University Data Analysis

Data analytics and reporting project for the higher education domain, focused on large-scale data processing, statistical analysis, and performance optimization of analytical workloads.

  • Sages
  • Scala
  • Apache Spark
  • MongoDB
  • MySQL
2025-12-27 19:25
2 min read

Project Overview#

This project involved the design, optimization, and maintenance of analytical reports used by universities for internal evaluation and external reporting. The primary challenge was processing large, heterogeneous datasets efficiently while ensuring statistical correctness and reproducibility.

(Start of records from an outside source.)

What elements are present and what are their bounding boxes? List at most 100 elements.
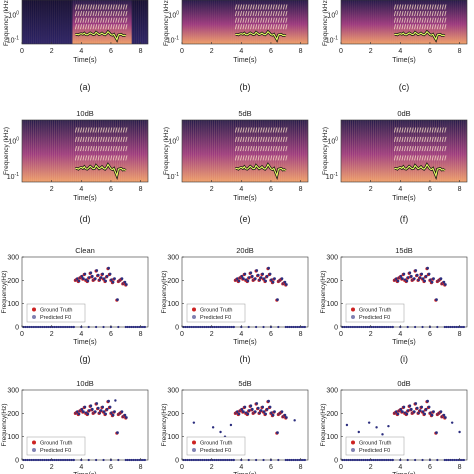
predicted-point (360, 458, 363, 462)
y-tick-label: 200 (326, 278, 338, 285)
noise-stripe (461, 0, 463, 44)
x-axis-label: Time(s) (392, 195, 415, 202)
harmonic-streak (122, 136, 125, 142)
predicted-outlier (357, 430, 360, 434)
x-tick-label: 6 (428, 464, 432, 471)
x-tick-label: 8 (299, 186, 303, 193)
predicted-point (86, 279, 90, 283)
harmonic-streak (426, 127, 429, 133)
predicted-point (358, 458, 361, 462)
predicted-point (128, 325, 131, 329)
x-axis-label: Time(s) (73, 339, 96, 346)
harmonic-streak (242, 155, 245, 161)
noise-stripe (297, 120, 300, 182)
noise-stripe (364, 0, 366, 44)
predicted-point (301, 458, 305, 462)
harmonic-streak (74, 10, 77, 17)
harmonic-streak (434, 17, 437, 23)
harmonic-streak (401, 24, 404, 30)
harmonic-streak (426, 10, 429, 17)
harmonic-streak (252, 24, 255, 30)
harmonic-streak (245, 136, 248, 142)
noise-stripe (368, 120, 370, 182)
noise-stripe (402, 0, 404, 44)
y-axis-label: Frequency (kHz) (3, 127, 10, 175)
predicted-point (134, 458, 137, 462)
noise-stripe (377, 0, 379, 44)
noise-stripe (245, 120, 247, 182)
harmonic-streak (120, 127, 123, 133)
predicted-point (113, 410, 116, 414)
harmonic-streak (439, 146, 442, 152)
predicted-point (93, 277, 97, 281)
predicted-point (215, 325, 218, 329)
harmonic-streak (87, 127, 90, 133)
noise-stripe (91, 0, 93, 44)
predicted-point (364, 325, 367, 329)
noise-stripe (35, 0, 37, 44)
y-tick-label: 200 (326, 411, 338, 418)
harmonic-streak (421, 127, 424, 133)
harmonic-streak (115, 127, 118, 133)
predicted-point (111, 280, 115, 284)
noise-stripe (230, 0, 232, 44)
noise-stripe (188, 0, 190, 44)
harmonic-streak (110, 127, 113, 133)
predicted-point (72, 458, 75, 462)
noise-stripe (410, 0, 412, 44)
harmonic-streak (252, 136, 255, 142)
legend-box (26, 436, 86, 456)
harmonic-streak (107, 24, 110, 30)
predicted-point (222, 458, 226, 462)
predicted-point (33, 325, 37, 329)
predicted-point (418, 409, 422, 412)
predicted-point (62, 458, 66, 462)
predicted-point (32, 458, 35, 462)
predicted-point (87, 276, 91, 279)
x-axis-label: Time(s) (233, 339, 256, 346)
predicted-point (66, 458, 69, 462)
harmonic-streak (396, 24, 399, 30)
predicted-outlier (229, 423, 233, 427)
harmonic-streak (414, 127, 417, 133)
harmonic-streak (280, 155, 283, 161)
noise-stripe (302, 120, 304, 182)
harmonic-streak (421, 10, 424, 17)
harmonic-streak (265, 146, 268, 152)
predicted-point (261, 405, 265, 409)
y-tick-label: 10-1 (326, 172, 338, 181)
predicted-point (288, 458, 291, 462)
noise-stripe (186, 0, 188, 44)
noise-stripe (440, 0, 442, 44)
harmonic-streak (112, 17, 115, 23)
harmonic-streak (122, 146, 125, 152)
predicted-outlier (219, 430, 222, 434)
harmonic-streak (95, 17, 98, 23)
noise-stripe (220, 0, 222, 44)
predicted-point (445, 325, 448, 329)
noise-stripe (400, 120, 402, 182)
predicted-point (207, 325, 210, 329)
noise-stripe (62, 120, 64, 182)
harmonic-streak (260, 136, 263, 142)
predicted-point (35, 458, 39, 462)
harmonic-streak (434, 146, 437, 152)
noise-stripe (28, 0, 30, 44)
legend-label: Predicted F0 (200, 315, 231, 321)
predicted-point (256, 406, 260, 410)
harmonic-streak (115, 146, 118, 152)
y-tick-label: 300 (7, 388, 19, 395)
predicted-point (101, 405, 105, 409)
harmonic-streak (411, 24, 414, 30)
noise-stripe (131, 120, 133, 182)
harmonic-streak (414, 4, 417, 10)
harmonic-streak (421, 146, 424, 152)
harmonic-streak (85, 24, 88, 30)
predicted-point (409, 407, 413, 411)
harmonic-streak (120, 4, 123, 10)
predicted-point (354, 458, 358, 462)
harmonic-streak (237, 146, 240, 152)
predicted-point (57, 325, 60, 329)
x-tick-label: 2 (369, 464, 373, 471)
noise-stripe (91, 120, 93, 182)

A significant part of the work focused on optimizing existing analytical queries and reports. Through query rewriting, execution-plan analysis, and better use of Apache Spark, I reduced report execution times by several orders of magnitude (from approximately 12 hours to as little as 10 minutes).

Technical Approach#

Most analytical views were based on SQL logic executed via Apache Spark. To illustrate the approach (using a simplified, self-authored example instead of proprietary code), the following Python function dynamically generates SQL queries for statistical aggregation of numeric columns:

def aggregate_numeric_column(view: str, column: str) -> str:
return f"""--sql
SELECT
"{column}" AS name,
COUNT({column}) AS count,
MIN({column}) AS min,
MAX({column}) AS max,
AVG({column}) AS average,
SUM({column}) AS sum,
SUM(DISTINCT {column}) AS sum_distinct,
KURTOSIS({column}) AS kurtosis,
SKEWNESS({column}) AS skewness,
STDDEV({column}) AS standard_deviation,
STDDEV_POP({column}) AS population_standard_deviation,
VARIANCE({column}) AS variance,
VAR_POP({column}) AS population_variance
FROM {view}
WHERE {column} IS NOT NULL
"""
for view, data_frame in DATA_FRAMES:
show_table_name(view)
for column, type in data_frame.dtypes:
if type in ['double', 'bigint']:
show_column_name(column)
df = spark.sql(aggregate_numeric_column(view, column))
display(df.toPandas())
dfp = spark.sql(f"SELECT {column} FROM {view}").toPandas()
dfp.hist(bins=50)
plt.show()

Apache Spark significantly improved data exploration and analysis performance. In comparison, MongoDB provides a limited query language for analytical workloads, and its data access patterns differ substantially from those used in relational databases. Spark SQL allowed for more expressive queries and more efficient large-scale aggregations.

Reports and Deliverables#

During the project, I worked on the following types of reports and data pipelines:

  • ETL pipelines – loading and transforming data from internal databases into client-owned databases.
  • Automated report generation – producing reports in multiple formats, including PDF, CSV, XLSX, and JSON.
  • Employee evaluation reports – universities conduct formal evaluation cycles every 4–5 years; these reports aggregated and summarized academic, teaching, and organizational achievements over the evaluation period.
  • Performance optimization of legacy reports – by rewriting and refactoring several critical reports, I achieved performance improvements ranging from 2× to as much as 80×.

Key Outcomes#

  • Drastically reduced execution time of long-running analytical reports.
  • Improved reliability and maintainability of reporting code.
  • Enabled faster data-driven decision-making for university management and evaluation committees.